EE Certification - Important Definitions

Resource

EE Certification - Important Definitions

Glossary of Selected Terms

Accreditation—

1.  General use: Approval of an educational program according to defined standards.

2.  As related to NAAEE: Status awarded to an Environmental Education Certification Program that has demonstrated compliance with the Standards for the Accreditation of EE Certification Programs set forth by the North American Association for Environmental Education.

Assessment—(verb or noun)

The processes or instruments used to both gather and score evidence on skills and knowledge acquired by individual candidates. Methods for gathering and scoring assessment evidence include, but are not limited to: tests (e.g., true/false, multiple choice, matching, short/restricted essay, and longer essay items) with accompanying answer and keys; and alternative assessments, interviews and observations forms with accompanying scoring tools (e.g., checklists, rating scales, or rubrics). Assessment results (evidence and scores) are used primarily to guide formative and summative decisions about candidate progress toward achievement of Certification Program competencies. On a secondary basis, assessment results can and should be used for program evaluation purposes.

Certification—

A process, often voluntary, by which individuals who have demonstrated the level of knowledge and skill required in the profession are identified to the public. 

Certification Program—

The standards, policies, procedures, assessment instruments, and related products and activities through which individuals are publicly identified as qualified in a profession, occupation, role, or skill.

Certifying Agent—

The organization that offers and/or operates a Certification Program. 

Competencies—

The specific kinds of knowledge, ability, or expertise that make one well-qualified or capable to deliver high-quality environmental education. 

Continuing Competence—

The ability to provide service at specified levels of knowledge and skill, not only at the time of initial certification but throughout an individual’s professional career. 

Continuing Education—

Activities, often short courses or workshops, in which certified professionals engage to receive credit for ongoing professional development, maintaining and broadening competence, and renewing certification. 

Core Competencies—

As approved by the NAAEE Board, core competencies are essential requirements for an individual to become certified as a professional environmental educator. 

Evaluation—

A systematic process for determining the merit, value, or worth of someone’s performance (the evaluee, such as a certification candidate) or something (the evaluand, such as the Certification Program and its features, including policies, plans, materials, processes, and records). See Assessment (of evaluees/candidates) and Program Evaluation (of evaluands/programs). 

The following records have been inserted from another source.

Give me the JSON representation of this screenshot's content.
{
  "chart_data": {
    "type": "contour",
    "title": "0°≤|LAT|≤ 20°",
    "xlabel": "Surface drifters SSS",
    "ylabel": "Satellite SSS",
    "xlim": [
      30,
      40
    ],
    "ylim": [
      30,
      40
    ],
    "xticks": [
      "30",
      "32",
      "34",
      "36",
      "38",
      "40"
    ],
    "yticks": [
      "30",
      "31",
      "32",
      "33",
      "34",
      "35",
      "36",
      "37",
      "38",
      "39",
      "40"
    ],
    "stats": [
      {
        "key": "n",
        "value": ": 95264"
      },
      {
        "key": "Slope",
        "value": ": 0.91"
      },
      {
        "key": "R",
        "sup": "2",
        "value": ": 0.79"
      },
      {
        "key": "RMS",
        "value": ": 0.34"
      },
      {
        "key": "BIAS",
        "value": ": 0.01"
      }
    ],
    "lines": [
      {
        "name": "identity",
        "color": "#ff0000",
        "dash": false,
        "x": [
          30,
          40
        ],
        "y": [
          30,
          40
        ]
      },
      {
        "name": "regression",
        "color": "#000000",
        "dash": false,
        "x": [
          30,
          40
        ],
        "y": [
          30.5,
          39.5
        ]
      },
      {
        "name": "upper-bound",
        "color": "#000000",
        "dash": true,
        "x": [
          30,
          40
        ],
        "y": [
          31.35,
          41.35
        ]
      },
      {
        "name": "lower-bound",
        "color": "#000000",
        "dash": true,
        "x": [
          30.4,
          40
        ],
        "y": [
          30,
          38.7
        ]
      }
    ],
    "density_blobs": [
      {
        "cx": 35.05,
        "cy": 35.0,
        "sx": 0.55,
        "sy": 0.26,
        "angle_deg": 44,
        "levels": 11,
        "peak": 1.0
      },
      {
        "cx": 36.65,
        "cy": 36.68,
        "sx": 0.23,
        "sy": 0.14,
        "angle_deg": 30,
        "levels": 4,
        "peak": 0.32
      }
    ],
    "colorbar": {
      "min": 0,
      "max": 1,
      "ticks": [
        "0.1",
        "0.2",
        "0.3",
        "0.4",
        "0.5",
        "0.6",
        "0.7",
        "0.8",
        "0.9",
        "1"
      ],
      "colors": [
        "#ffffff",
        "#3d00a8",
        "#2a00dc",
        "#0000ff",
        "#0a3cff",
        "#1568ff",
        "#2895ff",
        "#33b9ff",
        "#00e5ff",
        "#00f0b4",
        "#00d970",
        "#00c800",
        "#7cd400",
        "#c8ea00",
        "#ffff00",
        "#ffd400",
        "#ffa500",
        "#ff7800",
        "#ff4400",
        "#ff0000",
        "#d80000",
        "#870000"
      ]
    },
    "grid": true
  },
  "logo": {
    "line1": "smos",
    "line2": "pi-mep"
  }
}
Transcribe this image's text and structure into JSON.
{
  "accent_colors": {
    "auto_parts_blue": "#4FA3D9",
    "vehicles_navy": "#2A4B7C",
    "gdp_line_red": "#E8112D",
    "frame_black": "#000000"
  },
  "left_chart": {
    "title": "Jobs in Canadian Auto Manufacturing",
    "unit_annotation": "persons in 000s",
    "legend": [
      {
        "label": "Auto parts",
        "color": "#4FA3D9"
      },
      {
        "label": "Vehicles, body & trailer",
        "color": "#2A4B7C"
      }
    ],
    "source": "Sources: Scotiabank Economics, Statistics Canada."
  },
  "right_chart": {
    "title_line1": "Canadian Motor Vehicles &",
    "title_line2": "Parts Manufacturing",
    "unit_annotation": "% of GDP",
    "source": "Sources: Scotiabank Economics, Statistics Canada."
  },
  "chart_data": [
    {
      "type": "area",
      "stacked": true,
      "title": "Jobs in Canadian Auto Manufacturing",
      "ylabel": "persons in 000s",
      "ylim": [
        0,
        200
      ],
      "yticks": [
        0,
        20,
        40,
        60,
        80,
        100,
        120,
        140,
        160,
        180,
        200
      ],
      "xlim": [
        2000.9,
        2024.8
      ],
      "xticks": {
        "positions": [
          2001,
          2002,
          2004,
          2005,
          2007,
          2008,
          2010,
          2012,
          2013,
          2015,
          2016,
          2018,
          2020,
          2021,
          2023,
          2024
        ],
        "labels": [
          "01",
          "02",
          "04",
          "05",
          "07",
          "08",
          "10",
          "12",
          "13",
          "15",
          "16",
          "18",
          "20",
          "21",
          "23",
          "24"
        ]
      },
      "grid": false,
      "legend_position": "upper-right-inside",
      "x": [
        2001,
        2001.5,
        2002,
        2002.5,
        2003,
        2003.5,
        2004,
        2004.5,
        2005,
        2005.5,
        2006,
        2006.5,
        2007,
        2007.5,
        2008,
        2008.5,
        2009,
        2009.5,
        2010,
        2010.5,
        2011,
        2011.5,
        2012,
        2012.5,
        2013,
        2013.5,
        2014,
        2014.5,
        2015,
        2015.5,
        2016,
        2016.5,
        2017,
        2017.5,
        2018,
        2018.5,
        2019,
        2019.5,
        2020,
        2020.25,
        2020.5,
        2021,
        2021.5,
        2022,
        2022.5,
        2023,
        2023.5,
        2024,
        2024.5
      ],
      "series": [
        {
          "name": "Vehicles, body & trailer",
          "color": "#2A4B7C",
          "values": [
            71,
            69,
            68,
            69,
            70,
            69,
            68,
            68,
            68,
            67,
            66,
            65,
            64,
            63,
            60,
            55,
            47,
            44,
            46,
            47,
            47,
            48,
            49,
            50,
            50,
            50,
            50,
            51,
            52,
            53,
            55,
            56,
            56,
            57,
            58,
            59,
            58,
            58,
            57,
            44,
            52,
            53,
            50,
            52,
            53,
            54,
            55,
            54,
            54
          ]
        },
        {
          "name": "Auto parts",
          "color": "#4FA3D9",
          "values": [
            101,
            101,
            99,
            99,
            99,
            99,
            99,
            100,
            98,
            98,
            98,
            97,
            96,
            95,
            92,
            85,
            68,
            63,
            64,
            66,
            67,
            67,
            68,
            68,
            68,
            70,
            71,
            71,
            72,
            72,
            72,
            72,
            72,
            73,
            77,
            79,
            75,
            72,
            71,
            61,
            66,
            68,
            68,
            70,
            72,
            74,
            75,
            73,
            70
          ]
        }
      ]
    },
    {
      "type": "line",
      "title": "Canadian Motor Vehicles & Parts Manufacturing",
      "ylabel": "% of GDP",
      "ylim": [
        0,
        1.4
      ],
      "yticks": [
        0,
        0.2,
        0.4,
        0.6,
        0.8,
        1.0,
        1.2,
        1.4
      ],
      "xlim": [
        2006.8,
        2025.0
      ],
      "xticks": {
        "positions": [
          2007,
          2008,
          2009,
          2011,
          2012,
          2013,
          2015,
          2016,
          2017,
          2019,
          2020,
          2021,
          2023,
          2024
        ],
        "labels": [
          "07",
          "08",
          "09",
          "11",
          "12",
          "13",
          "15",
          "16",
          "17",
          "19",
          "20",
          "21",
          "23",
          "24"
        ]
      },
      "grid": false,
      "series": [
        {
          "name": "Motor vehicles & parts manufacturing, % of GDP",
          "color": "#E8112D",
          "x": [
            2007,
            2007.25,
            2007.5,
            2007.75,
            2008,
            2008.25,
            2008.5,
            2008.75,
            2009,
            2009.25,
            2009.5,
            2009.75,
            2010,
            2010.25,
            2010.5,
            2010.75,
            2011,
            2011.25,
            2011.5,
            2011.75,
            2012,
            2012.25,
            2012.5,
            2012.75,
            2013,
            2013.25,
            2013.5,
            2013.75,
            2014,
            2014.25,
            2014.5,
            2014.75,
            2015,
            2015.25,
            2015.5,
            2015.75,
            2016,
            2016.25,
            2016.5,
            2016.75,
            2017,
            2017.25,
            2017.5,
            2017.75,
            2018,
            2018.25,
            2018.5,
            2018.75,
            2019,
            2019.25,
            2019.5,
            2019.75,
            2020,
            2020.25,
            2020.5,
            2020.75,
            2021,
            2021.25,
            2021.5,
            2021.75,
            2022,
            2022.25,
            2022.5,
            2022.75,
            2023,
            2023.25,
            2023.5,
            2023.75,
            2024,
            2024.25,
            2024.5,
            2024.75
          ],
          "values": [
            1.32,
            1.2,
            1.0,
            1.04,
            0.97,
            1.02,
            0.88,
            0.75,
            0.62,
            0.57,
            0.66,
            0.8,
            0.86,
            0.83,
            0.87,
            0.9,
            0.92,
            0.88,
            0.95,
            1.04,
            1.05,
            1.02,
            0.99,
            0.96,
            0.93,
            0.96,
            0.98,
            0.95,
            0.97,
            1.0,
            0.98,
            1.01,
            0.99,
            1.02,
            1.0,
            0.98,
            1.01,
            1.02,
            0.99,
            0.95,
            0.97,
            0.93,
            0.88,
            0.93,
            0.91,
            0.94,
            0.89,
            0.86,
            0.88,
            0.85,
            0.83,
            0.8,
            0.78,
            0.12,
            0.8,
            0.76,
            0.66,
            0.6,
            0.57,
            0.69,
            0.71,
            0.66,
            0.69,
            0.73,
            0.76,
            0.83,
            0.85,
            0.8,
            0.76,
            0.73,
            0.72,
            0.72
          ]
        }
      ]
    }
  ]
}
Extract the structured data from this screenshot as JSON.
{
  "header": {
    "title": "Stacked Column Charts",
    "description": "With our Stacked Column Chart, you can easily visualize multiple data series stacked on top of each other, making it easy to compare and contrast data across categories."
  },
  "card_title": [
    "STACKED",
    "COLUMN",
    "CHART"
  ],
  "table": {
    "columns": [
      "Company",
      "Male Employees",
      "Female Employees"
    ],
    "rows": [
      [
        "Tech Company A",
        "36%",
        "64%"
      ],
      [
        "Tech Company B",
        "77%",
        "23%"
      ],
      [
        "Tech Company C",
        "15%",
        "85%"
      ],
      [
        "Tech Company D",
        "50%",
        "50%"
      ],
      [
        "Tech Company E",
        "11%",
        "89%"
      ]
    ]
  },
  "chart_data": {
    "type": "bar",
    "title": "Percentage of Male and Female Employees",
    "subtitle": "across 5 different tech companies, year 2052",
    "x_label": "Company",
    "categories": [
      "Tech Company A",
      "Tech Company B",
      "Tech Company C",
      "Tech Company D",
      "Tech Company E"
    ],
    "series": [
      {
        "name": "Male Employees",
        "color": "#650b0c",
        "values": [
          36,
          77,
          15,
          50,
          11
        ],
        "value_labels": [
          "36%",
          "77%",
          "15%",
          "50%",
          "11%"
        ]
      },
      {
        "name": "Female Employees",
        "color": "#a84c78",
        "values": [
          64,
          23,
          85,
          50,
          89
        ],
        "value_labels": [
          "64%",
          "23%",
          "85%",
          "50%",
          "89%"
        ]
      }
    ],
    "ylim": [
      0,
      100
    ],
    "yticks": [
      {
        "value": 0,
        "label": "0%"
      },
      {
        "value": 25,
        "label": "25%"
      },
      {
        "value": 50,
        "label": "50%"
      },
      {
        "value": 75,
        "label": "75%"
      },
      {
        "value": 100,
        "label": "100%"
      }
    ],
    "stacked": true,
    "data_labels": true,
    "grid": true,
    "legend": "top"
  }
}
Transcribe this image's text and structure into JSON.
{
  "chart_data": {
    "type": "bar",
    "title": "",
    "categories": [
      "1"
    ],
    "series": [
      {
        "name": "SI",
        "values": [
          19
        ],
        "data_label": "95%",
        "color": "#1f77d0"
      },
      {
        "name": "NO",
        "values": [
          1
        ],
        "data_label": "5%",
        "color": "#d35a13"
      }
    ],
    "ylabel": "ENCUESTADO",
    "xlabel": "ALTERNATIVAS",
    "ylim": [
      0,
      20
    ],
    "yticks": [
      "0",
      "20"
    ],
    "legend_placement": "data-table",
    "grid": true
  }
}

Professional Certification—

The voluntary process by which a non-governmental entity grants a time-limited recognition and use of a credential to an individual after verifying that he or she has met predetermined and standardized criteria. It is the vehicle that a profession or occupation uses to differentiate its members from non-members, or among members with differing levels of knowledge and ability, using competencies, developed through consensus-driven process, based on existing legal and psychometric requirements. The holder of a professional certification is called a certificant.

Recertification—

Requirements and procedures established as part of a Certification Program that certificants must meet in order to ensure continuing competence and renew their certification. See Continuing Competence and Continuing Education. 

Rubric—

A scoring tool that describes that identifies criteria for and describes benchmarks at different levels of performance for use in quantifying a learner’s attributes and performance. 

Self-Assessment—

A process by which an instrument is self-administered for the specific purpose of providing performance feedback rather than a pass/fail decision, usually for the purpose of self-improvement.